A Data Science Central Community
Machine learning automatically recognizes complex, previously unknown, novel, and useful patterns and information in all types of data. Data driven algorithms are the wave of the future and their results improve as the amount of data increases. Machine learning algorithms are used in search engines, image analysis, multimedia database retrieval, bioinformatics, industrial automation, speech recognition, and many other fields. This survey course covers the concepts and principles of a large variety of data mining methods, equips you with a working knowledge of these techniques and prepares you to apply them to real problems.
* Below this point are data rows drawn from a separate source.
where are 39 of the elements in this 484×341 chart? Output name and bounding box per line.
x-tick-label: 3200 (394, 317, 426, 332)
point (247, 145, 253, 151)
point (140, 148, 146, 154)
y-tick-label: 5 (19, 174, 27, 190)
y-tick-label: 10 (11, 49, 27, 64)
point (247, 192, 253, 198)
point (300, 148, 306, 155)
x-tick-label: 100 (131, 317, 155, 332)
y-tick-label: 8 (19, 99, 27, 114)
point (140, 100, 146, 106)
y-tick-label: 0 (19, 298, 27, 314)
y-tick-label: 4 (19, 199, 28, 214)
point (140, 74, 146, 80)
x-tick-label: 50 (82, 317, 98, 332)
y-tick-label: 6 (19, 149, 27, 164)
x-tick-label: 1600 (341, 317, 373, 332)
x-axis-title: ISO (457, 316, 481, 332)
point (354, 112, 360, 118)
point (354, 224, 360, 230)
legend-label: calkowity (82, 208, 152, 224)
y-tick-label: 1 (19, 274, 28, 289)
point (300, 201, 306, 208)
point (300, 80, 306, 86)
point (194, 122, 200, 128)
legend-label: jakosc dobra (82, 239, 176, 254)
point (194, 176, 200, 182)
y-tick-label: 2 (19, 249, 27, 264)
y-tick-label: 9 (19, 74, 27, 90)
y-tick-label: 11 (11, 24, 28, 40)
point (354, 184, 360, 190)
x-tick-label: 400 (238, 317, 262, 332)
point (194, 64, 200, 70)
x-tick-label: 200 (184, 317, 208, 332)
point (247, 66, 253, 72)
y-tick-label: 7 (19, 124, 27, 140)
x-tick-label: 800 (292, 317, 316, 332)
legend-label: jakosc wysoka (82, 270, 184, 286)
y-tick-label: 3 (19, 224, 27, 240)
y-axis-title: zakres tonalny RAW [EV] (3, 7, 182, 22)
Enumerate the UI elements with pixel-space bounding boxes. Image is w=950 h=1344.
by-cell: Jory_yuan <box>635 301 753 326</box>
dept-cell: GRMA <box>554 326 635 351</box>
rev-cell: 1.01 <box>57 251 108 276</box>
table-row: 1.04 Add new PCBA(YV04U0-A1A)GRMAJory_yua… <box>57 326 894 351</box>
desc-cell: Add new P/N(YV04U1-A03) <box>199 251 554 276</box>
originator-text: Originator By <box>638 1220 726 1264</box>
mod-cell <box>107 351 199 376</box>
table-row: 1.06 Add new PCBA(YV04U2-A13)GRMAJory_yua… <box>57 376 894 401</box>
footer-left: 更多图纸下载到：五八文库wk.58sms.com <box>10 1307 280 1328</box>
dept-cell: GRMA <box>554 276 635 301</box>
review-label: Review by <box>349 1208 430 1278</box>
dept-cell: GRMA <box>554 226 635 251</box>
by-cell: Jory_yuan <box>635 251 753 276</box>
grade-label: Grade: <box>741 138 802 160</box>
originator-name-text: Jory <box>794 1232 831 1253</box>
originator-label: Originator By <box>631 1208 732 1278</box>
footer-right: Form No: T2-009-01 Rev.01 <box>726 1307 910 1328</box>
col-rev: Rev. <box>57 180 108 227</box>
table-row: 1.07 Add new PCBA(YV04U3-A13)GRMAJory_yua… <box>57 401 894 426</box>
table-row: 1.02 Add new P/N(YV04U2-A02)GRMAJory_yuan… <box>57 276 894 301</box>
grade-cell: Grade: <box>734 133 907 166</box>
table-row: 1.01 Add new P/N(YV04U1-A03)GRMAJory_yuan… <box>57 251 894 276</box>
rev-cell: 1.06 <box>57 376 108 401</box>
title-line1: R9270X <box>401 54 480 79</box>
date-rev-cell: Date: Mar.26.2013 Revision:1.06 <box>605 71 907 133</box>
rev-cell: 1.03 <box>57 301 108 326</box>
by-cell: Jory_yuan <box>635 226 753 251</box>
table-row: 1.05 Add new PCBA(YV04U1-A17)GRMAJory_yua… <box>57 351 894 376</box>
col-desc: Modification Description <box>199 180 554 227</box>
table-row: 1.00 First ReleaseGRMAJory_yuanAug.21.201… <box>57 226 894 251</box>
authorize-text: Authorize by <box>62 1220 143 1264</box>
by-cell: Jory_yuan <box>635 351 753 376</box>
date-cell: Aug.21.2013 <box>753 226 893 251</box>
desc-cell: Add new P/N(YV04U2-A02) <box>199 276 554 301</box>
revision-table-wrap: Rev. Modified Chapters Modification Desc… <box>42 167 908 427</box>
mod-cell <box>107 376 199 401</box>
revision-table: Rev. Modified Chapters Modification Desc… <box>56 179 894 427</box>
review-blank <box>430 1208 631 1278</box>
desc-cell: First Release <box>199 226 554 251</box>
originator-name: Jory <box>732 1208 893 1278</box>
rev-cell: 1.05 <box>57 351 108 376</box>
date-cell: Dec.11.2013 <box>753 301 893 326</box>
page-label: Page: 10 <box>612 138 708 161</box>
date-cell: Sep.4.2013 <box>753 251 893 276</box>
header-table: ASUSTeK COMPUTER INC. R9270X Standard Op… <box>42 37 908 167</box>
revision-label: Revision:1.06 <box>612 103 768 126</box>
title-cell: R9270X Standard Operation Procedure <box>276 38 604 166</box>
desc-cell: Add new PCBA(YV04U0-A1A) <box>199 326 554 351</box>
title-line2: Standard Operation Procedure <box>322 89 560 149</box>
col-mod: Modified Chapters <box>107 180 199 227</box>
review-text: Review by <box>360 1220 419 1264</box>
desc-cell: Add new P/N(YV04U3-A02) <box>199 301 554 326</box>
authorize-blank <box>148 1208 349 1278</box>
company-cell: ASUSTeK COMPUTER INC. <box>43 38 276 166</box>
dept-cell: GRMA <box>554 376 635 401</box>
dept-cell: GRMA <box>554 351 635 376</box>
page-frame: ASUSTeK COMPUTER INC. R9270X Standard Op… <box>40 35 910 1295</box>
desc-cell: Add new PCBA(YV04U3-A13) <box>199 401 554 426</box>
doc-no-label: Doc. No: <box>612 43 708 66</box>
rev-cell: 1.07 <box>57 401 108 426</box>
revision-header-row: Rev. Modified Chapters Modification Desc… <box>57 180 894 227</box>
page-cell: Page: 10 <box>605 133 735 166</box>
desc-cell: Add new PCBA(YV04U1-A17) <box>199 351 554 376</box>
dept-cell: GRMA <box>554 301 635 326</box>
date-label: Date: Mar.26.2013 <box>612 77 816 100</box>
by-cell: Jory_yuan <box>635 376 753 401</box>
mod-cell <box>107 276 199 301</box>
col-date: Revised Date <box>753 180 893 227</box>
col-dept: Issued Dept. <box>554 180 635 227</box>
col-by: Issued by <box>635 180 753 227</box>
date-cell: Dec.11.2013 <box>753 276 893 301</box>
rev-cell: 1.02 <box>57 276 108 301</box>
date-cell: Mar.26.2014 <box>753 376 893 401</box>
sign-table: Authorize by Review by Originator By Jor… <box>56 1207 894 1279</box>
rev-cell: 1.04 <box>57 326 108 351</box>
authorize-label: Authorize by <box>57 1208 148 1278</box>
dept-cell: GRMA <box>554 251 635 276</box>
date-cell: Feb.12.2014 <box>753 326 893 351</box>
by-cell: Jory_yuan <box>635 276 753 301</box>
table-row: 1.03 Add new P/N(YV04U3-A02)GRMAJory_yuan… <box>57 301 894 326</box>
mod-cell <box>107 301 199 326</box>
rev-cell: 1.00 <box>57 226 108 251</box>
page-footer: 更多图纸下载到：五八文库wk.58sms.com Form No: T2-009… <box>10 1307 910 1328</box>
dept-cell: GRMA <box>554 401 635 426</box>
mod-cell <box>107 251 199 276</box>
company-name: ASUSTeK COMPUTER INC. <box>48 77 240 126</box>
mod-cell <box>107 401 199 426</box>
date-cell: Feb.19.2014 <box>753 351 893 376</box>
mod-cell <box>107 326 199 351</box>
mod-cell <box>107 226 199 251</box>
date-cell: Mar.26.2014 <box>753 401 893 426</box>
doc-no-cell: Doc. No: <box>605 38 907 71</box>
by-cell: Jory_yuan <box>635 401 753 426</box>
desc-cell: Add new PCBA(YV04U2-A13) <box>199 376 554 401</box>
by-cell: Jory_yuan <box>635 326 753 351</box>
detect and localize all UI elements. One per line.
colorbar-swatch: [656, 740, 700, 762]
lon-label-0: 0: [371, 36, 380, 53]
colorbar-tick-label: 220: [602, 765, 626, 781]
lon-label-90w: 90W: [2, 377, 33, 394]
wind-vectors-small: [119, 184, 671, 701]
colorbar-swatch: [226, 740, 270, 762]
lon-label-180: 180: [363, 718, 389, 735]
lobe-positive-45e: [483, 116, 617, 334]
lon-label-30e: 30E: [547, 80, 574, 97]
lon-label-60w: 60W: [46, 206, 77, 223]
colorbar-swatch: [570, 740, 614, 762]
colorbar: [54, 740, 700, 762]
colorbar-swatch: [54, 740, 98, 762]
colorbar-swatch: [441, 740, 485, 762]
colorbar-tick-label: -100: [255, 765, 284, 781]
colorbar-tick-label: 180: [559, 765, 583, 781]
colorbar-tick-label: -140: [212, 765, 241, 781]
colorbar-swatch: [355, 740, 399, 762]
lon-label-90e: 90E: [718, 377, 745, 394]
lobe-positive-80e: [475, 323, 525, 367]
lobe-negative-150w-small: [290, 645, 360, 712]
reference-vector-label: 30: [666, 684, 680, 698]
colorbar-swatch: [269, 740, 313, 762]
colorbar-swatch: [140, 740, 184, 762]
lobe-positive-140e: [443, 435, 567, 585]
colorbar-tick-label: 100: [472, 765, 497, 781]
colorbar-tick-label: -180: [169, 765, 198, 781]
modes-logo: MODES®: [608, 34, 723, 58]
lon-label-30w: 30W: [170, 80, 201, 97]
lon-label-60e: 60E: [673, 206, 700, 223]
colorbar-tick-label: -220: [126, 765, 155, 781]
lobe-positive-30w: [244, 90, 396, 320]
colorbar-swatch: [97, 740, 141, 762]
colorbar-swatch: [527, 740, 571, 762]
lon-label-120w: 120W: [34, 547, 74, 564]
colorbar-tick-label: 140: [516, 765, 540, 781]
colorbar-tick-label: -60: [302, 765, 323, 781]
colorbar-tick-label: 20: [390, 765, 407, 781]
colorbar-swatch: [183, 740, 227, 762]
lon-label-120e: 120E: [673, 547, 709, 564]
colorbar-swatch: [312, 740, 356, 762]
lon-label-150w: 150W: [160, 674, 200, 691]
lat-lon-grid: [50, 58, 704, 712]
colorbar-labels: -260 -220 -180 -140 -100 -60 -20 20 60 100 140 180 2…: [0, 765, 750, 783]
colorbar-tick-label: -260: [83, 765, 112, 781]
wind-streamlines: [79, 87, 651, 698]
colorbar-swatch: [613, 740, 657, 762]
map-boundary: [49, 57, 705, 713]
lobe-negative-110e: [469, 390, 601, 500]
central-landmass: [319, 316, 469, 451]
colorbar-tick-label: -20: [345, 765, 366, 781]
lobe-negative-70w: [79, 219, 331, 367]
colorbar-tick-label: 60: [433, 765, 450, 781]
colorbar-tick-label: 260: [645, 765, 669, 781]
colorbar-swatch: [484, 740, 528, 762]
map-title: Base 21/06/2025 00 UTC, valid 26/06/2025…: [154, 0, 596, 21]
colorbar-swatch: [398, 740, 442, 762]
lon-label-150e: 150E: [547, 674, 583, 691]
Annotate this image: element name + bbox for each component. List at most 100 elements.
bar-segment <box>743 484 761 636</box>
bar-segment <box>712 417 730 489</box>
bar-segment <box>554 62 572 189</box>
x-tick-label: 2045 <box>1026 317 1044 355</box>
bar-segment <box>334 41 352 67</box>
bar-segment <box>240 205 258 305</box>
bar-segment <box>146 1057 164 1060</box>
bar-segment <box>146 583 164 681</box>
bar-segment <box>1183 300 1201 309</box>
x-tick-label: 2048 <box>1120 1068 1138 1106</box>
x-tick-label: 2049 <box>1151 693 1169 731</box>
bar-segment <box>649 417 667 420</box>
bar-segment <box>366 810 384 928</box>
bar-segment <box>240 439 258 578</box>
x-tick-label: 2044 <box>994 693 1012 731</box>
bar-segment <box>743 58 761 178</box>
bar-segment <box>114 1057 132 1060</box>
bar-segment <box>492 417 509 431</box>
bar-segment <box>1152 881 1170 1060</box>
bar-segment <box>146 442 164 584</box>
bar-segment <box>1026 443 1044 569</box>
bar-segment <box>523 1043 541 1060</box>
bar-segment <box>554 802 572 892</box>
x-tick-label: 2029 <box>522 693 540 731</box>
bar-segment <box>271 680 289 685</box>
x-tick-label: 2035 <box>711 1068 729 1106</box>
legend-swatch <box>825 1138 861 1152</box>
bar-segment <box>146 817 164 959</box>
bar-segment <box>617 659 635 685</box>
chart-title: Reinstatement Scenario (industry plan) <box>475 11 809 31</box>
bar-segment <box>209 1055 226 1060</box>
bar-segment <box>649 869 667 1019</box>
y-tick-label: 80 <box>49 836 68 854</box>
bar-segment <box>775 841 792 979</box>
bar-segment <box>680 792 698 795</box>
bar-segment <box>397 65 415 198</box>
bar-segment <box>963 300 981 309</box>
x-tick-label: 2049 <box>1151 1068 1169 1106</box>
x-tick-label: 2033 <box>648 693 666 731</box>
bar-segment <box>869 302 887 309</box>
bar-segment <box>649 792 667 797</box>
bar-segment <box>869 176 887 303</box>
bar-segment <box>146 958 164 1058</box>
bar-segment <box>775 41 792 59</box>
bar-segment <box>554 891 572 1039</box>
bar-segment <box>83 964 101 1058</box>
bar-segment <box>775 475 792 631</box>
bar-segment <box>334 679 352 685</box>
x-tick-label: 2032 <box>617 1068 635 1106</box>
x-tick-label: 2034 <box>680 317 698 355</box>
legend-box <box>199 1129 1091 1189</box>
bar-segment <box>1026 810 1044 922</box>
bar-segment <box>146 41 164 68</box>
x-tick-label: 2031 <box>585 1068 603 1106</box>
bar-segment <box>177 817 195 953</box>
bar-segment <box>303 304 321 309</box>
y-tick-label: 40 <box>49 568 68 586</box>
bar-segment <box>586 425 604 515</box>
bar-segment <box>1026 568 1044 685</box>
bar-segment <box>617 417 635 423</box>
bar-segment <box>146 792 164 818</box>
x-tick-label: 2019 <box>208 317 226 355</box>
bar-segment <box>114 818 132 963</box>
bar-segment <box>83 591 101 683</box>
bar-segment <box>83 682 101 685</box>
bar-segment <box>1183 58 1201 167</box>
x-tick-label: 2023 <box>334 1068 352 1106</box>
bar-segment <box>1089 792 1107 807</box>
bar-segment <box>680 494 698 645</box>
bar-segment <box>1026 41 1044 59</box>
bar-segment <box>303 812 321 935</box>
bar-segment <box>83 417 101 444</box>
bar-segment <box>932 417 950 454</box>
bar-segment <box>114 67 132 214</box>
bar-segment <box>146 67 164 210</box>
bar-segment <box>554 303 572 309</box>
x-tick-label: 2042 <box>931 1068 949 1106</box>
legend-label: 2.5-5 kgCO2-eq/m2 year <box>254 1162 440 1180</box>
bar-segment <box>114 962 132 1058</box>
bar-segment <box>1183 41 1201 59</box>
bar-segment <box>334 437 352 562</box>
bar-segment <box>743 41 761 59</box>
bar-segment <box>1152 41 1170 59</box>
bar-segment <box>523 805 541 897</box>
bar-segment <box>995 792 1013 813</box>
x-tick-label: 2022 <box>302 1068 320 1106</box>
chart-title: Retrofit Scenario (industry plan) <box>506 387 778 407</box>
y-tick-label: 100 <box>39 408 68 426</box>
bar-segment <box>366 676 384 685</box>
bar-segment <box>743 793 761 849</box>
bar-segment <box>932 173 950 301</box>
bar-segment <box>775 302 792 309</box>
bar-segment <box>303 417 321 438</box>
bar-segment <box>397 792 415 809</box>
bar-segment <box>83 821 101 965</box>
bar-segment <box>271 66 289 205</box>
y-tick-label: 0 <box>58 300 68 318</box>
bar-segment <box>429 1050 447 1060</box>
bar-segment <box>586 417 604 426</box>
The statistical programming language R is used to implement machine learning algorithms. The instructor will introduce the R language by presenting examples from data exploration, graphics, and statistical analysis. The course covers supervised learning concepts, which require labeled training data. The supervised techniques include various types of linear regression, decision trees, k-nearest neighbors, Naive Bayes, support vector machines and ensemble methods. Unsupervised machine learning including clustering techniques and other advanced topics will be covered in separate follow-up courses.
Students will complete a data mining project using the supervised algorithms learned in class. You are expected to be moderately proficient in computer programming and to have an elementary level background in probability, statistics, linear algebra, and calculus. The R language will be used for class examples and homework assignments. Some prior knowledge of R is helpful. The instructor will provide additional reference study materials on math and statistics for those who need a refresher. These will not be reviewed in class.
Skills Needed: Moderate level of computer programming proficiency, elementary understanding of probability, statistics, linear algebra, and calculus.